Islamic fundamentalism gets a chance to become an alternative to the chaos of primitive democracy for the region for a while. And the ability of the military or liberal forces, even if they forced the decrepit regimes of Mubarak and Ben Ali to leave, to compete with opponents in the inevitable internal political struggle, still needs strong evidence.

The boiling process can't go on forever. It is inevitable that the situation will return to one of the more balanced states. But such an equilibrium state must rest on some reliable support, one or more "whales".

Stable socio-political structures should claim the role of such "whales". All over the world, their role is traditionally played by national States and international structures derived from them. In the Arab world, we are not talking about supranational mechanisms simply due to the fact that the old regimes are unstable, the nature of the new ones is only being formed. The image of the "new Middle East" depends on what it will be like.

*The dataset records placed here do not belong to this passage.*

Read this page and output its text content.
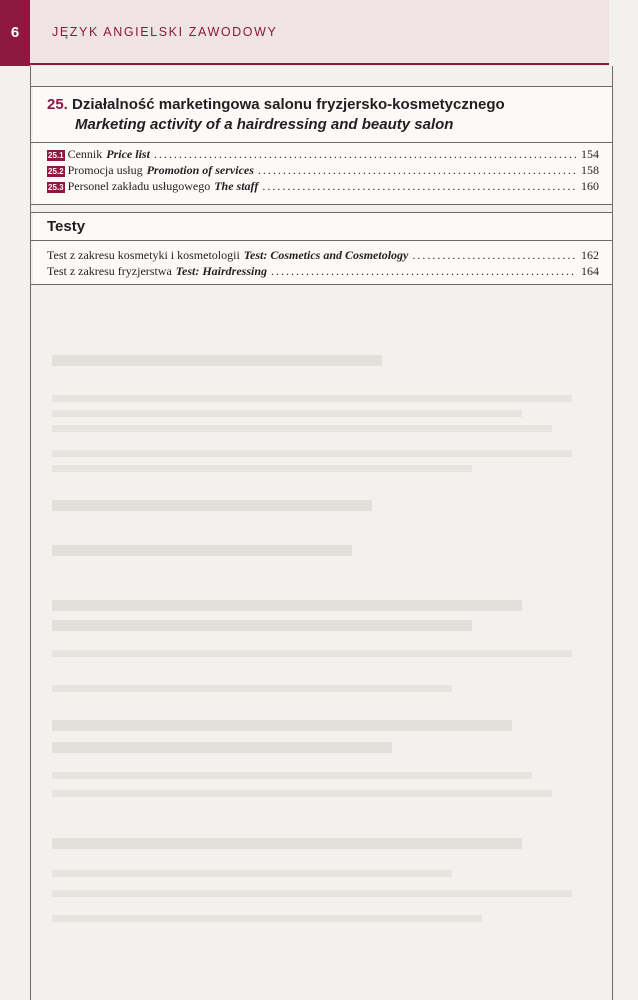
6	JĘZYK ANGIELSKI ZAWODOWY
25. Działalność marketingowa salonu fryzjersko-kosmetycznego
Marketing activity of a hairdressing and beauty salon
25.1 Cennik Price list .....	154
25.2 Promocja usług Promotion of services .....	158
25.3 Personel zakładu usługowego The staff .....	160
Testy
Test z zakresu kosmetyki i kosmetologii Test: Cosmetics and Cosmetology .....	162
Test z zakresu fryzjerstwa Test: Hairdressing .....	164
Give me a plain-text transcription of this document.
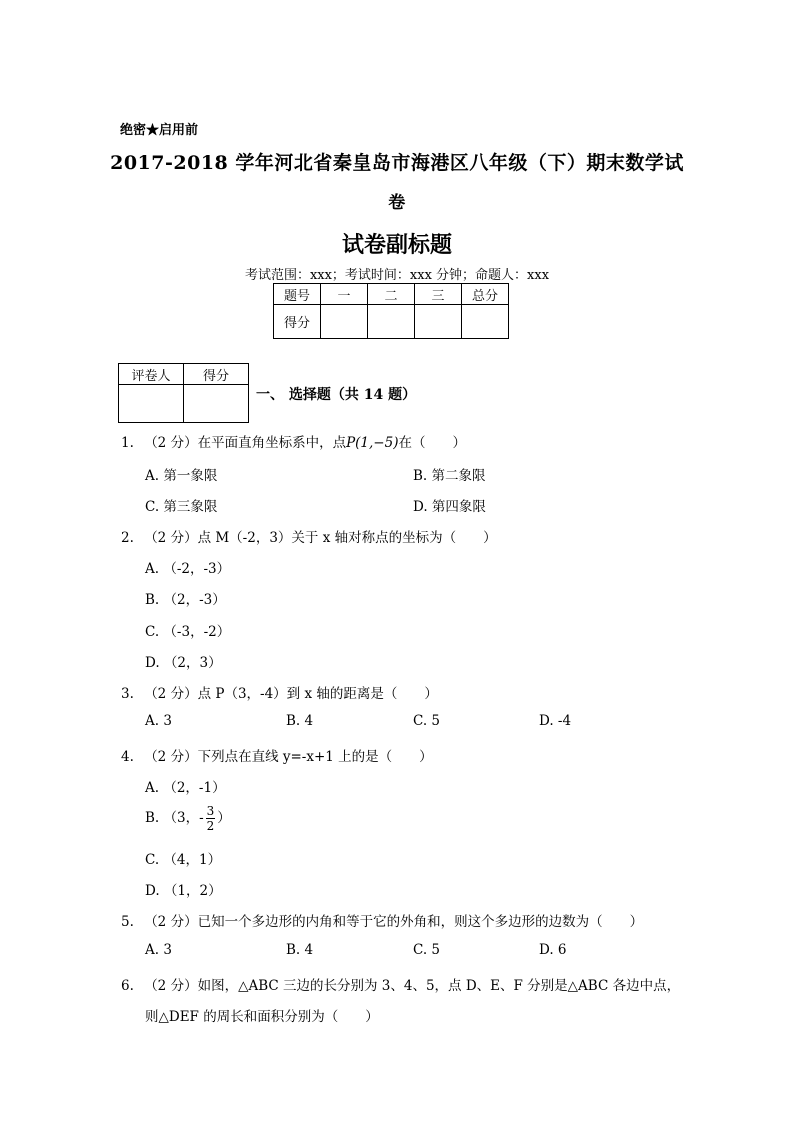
绝密★启用前
2017-2018 学年河北省秦皇岛市海港区八年级（下）期末数学试
卷
试卷副标题
考试范围：xxx；考试时间：xxx 分钟；命题人：xxx
题号	一	二	三	总分
得分				
评卷人	得分

一、 选择题（共 14 题）
1. （2 分）在平面直角坐标系中，点P(1,−5)在（　　）
A. 第一象限	B. 第二象限
C. 第三象限	D. 第四象限
2. （2 分）点 M（-2，3）关于 x 轴对称点的坐标为（　　）
A. （-2，-3）
B. （2，-3）
C. （-3，-2）
D. （2，3）
3. （2 分）点 P（3，-4）到 x 轴的距离是（　　）
A. 3	B. 4	C. 5	D. -4
4. （2 分）下列点在直线 y=-x+1 上的是（　　）
A. （2，-1）
B. （3，- $\frac{3}{2}$ ）
C. （4，1）
D. （1，2）
5. （2 分）已知一个多边形的内角和等于它的外角和，则这个多边形的边数为（　　）
A. 3	B. 4	C. 5	D. 6
6. （2 分）如图，△ABC 三边的长分别为 3、4、5，点 D、E、F 分别是△ABC 各边中点，
则△DEF 的周长和面积分别为（　　）
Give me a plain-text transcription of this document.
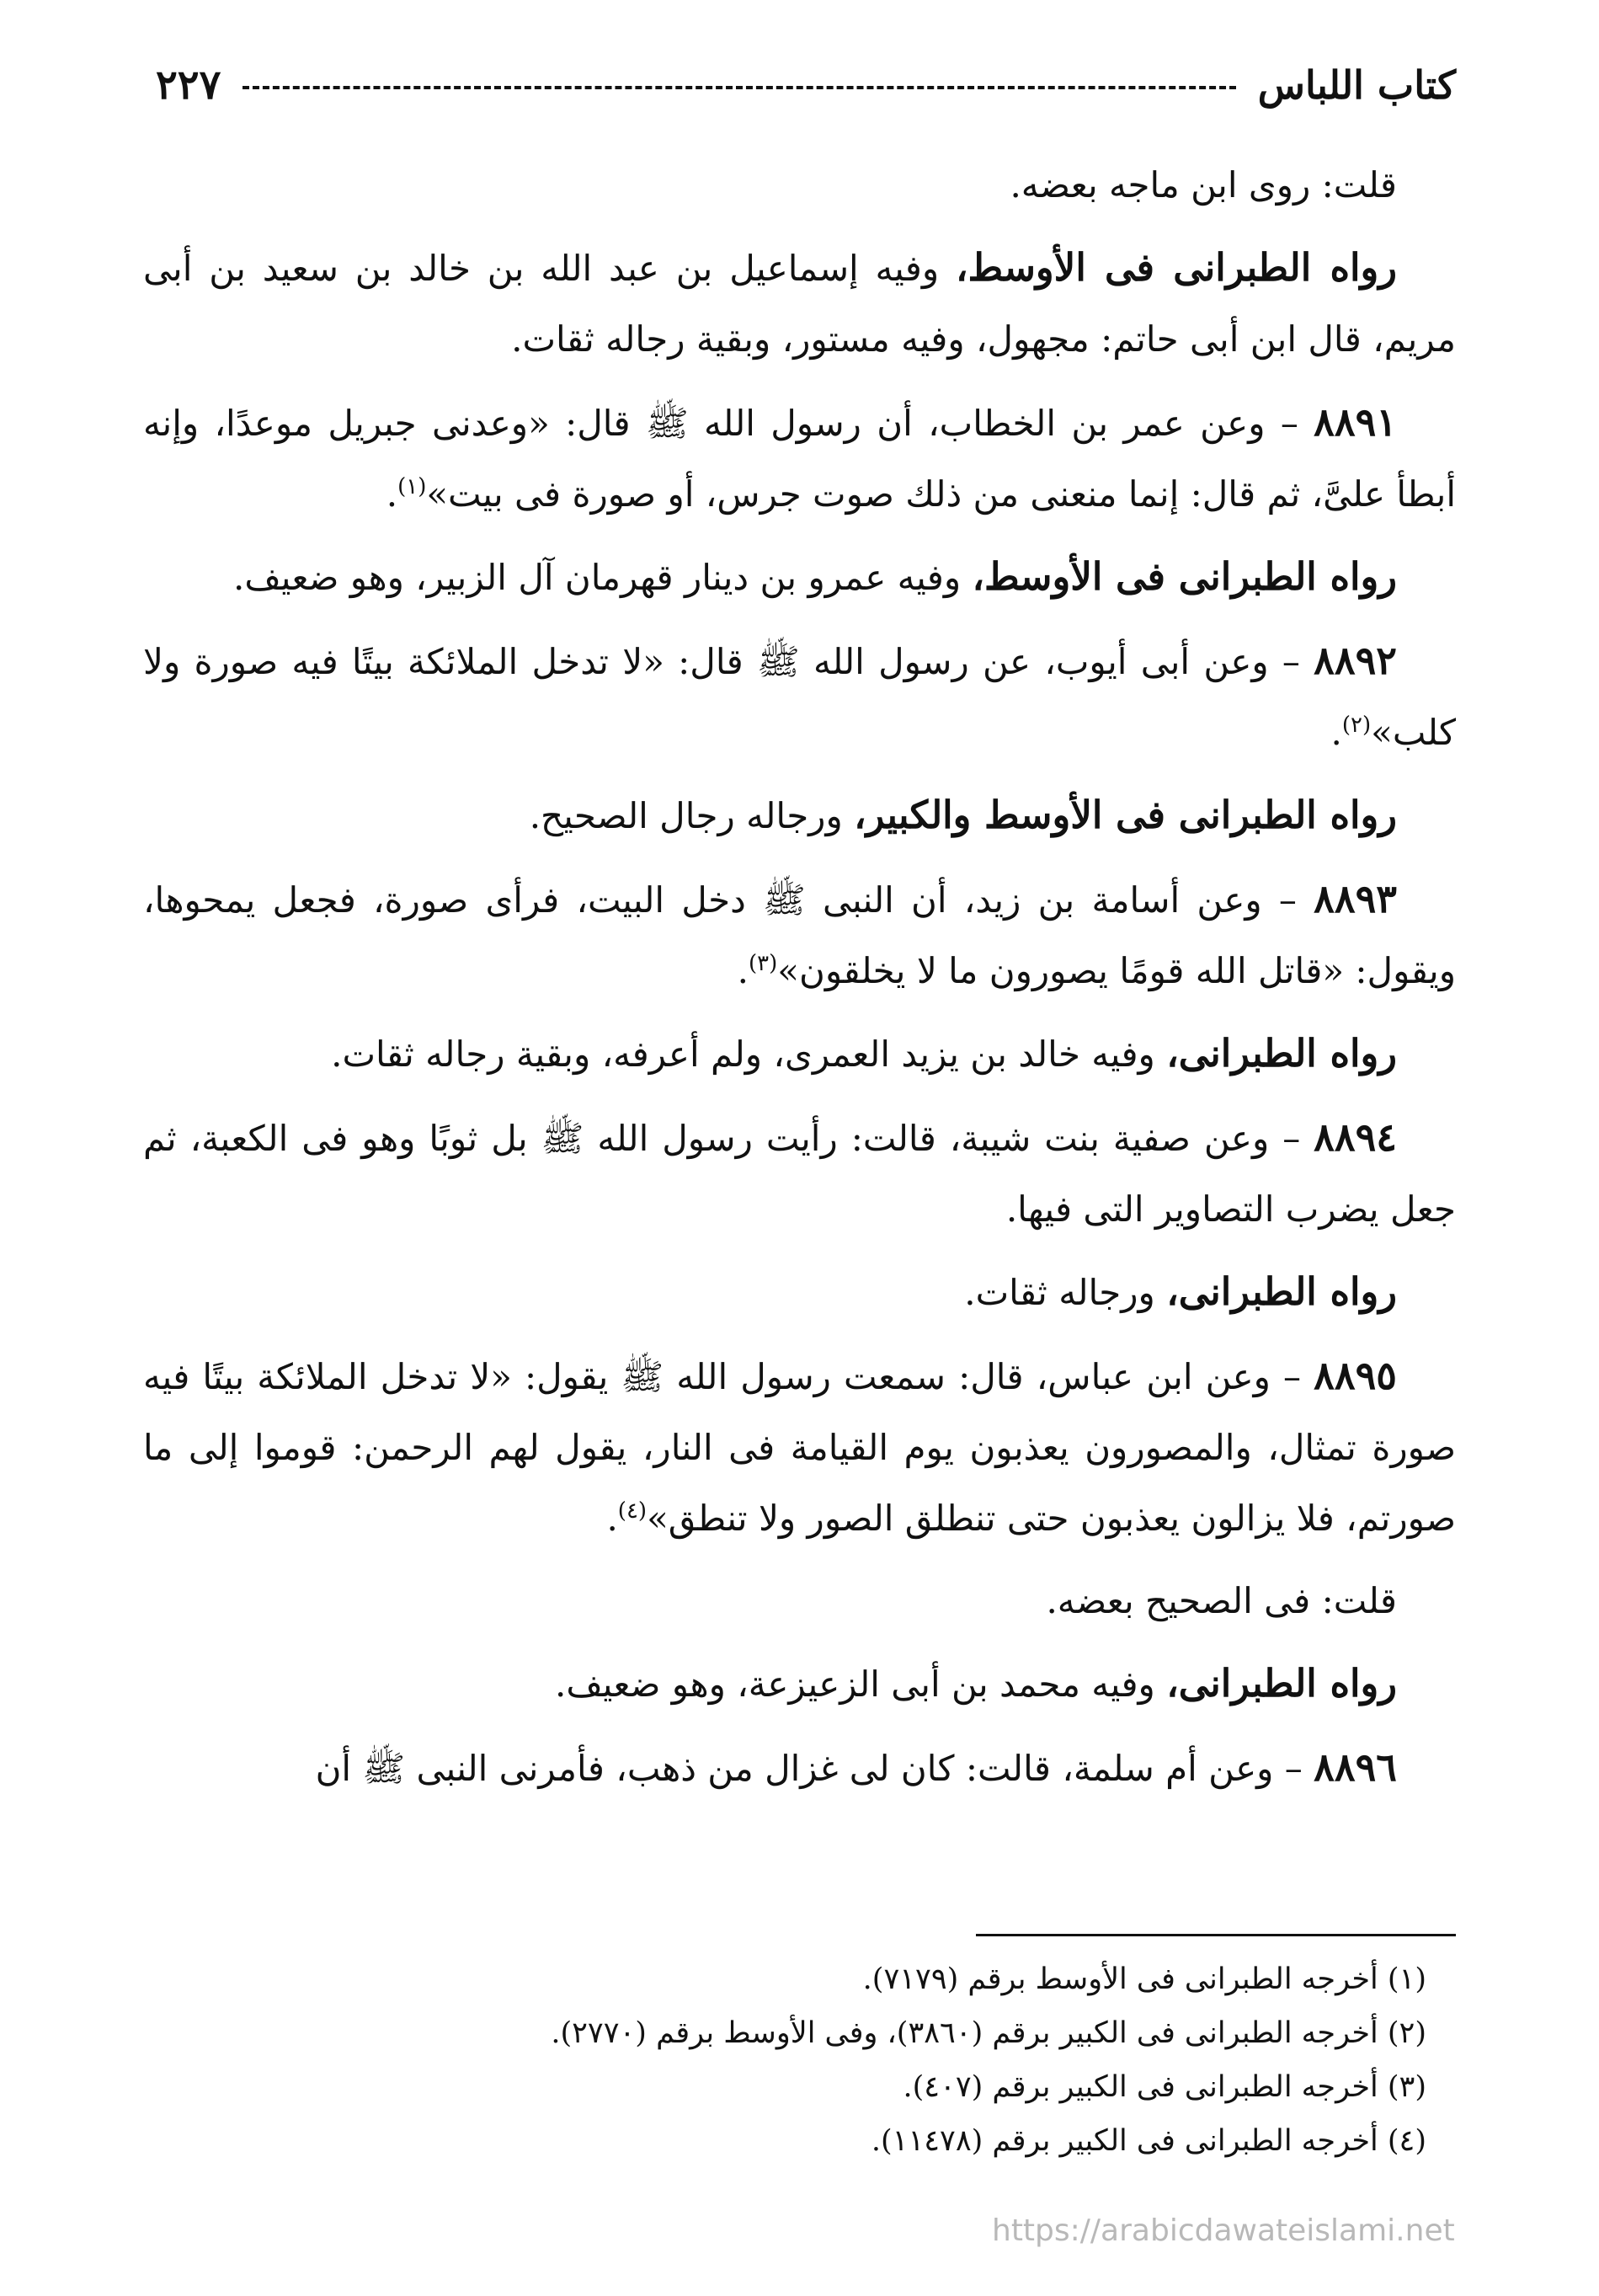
كتاب اللباس
٢٢٧

قلت: روى ابن ماجه بعضه.

رواه الطبرانى فى الأوسط، وفيه إسماعيل بن عبد الله بن خالد بن سعيد بن أبى مريم، قال ابن أبى حاتم: مجهول، وفيه مستور، وبقية رجاله ثقات.

٨٨٩١ – وعن عمر بن الخطاب، أن رسول الله ﷺ قال: «وعدنى جبريل موعدًا، وإنه أبطأ علىَّ، ثم قال: إنما منعنى من ذلك صوت جرس، أو صورة فى بيت»$^{(١)}$.

رواه الطبرانى فى الأوسط، وفيه عمرو بن دينار قهرمان آل الزبير، وهو ضعيف.

٨٨٩٢ – وعن أبى أيوب، عن رسول الله ﷺ قال: «لا تدخل الملائكة بيتًا فيه صورة ولا كلب»$^{(٢)}$.

رواه الطبرانى فى الأوسط والكبير، ورجاله رجال الصحيح.

٨٨٩٣ – وعن أسامة بن زيد، أن النبى ﷺ دخل البيت، فرأى صورة، فجعل يمحوها، ويقول: «قاتل الله قومًا يصورون ما لا يخلقون»$^{(٣)}$.

رواه الطبرانى، وفيه خالد بن يزيد العمرى، ولم أعرفه، وبقية رجاله ثقات.

٨٨٩٤ – وعن صفية بنت شيبة، قالت: رأيت رسول الله ﷺ بل ثوبًا وهو فى الكعبة، ثم جعل يضرب التصاوير التى فيها.

رواه الطبرانى، ورجاله ثقات.

٨٨٩٥ – وعن ابن عباس، قال: سمعت رسول الله ﷺ يقول: «لا تدخل الملائكة بيتًا فيه صورة تمثال، والمصورون يعذبون يوم القيامة فى النار، يقول لهم الرحمن: قوموا إلى ما صورتم، فلا يزالون يعذبون حتى تنطلق الصور ولا تنطق»$^{(٤)}$.

قلت: فى الصحيح بعضه.

رواه الطبرانى، وفيه محمد بن أبى الزعيزعة، وهو ضعيف.

٨٨٩٦ – وعن أم سلمة، قالت: كان لى غزال من ذهب، فأمرنى النبى ﷺ أن

(١) أخرجه الطبرانى فى الأوسط برقم (٧١٧٩).

(٢) أخرجه الطبرانى فى الكبير برقم (٣٨٦٠)، وفى الأوسط برقم (٢٧٧٠).

(٣) أخرجه الطبرانى فى الكبير برقم (٤٠٧).

(٤) أخرجه الطبرانى فى الكبير برقم (١١٤٧٨).

https://arabicdawateislami.net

1 For more information on this topic, see: Altman R.Haas R. American Waste and American Power (published in Foreign Affairs, No. 6, 2010).

2 For example, former Wall Street Journal editor M. Booth wrote in his article "In Defense of the American Empire":: "Today, Afghanistan and other troubled countries are begging for the introduction of a kind of enlightened foreign rule, once sent down to them by self-confident Englishmen in jodhpurs and pith helmets." He was echoed by the Washington Post columnist S. Mallaby, who noted that " the logic of neo-imperialism is too convincing ... to resist, "and advised organized societies led by the United States to"plant their institutions among the unorganized." In another article, he also called for ensuring economic progress in the third world through "neocolonial management methods" - see: Boot M. The Case for American Empire // Weekly Standard, Washington, 15 October 2001, vol. 7, N 5; a также Mallaby S. The Reluctant Imperialist, Terrorism, Failed States, and the Case for American Empire // Foreign Affairs, NY, March-April 2002; его же - The Politically Incorrect Guide to Ending Poverty - http://www.theatlantic.com/magazine/archive/2010/07/the-politically-incorrect-guide-to-endi ng-poverty/8134

3 Interview with J. R. R. Tolkien Baker to Middle East Quarterly, vol. 1, No. 3, September 1994, p. 83.

4 Remarks by the President at the 20th Anniversary of the National Endowment for Democracy. US Chamber of Commerce. November 6, 2003.